Determining What’s Running on Open Ports - jude-lindale/Wiki GitHub Wiki

As a security professional, you need to gather the things that count when scanning your systems. You can often identify the following information:

  • Protocols in use, such as Domain Name System and NetBIOS.
  • Services running on the hosts, such as email, web, and database systems.
  • Available remote access services, such as Remote Desktop Protocol, Telnet, and Secure Shell.
  • Virtual private network services such as SSL/TLS and IPsec.
  • Permissions and authentication requirements for network shares.
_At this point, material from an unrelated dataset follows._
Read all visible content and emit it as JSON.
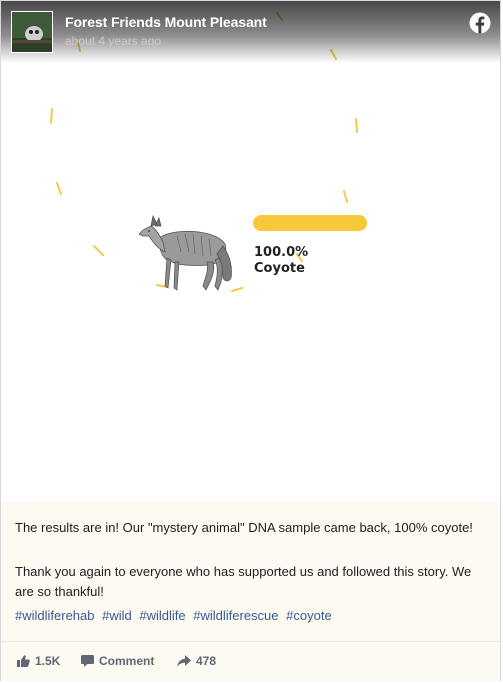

You can look for the following sample open ports (which your network-scanning program reports as accessible or open):

  • Ping (ICMP echo) replies, showing that ICMP traffic is allowed to and from the host.
  • TCP port 21, showing that FTP could be running.
  • TCP port 23, showing that Telnet could be running.
  • TCP ports 25 or 465 (SMTP and SMPTS), 110 or 995 (POP3 and POP3S), or 143 or 993 (IMAP and IMAPS), showing that an email server could be running.
  • TCP/UDP port 53, showing that a DNS server could be running.
  • TCP ports 80, 443, and 8080, showing that a web server or web proxy could be running.
  • TCP/UDP ports 135, 137, 138, 139 and, especially, 445, showing that a Windows host could be running.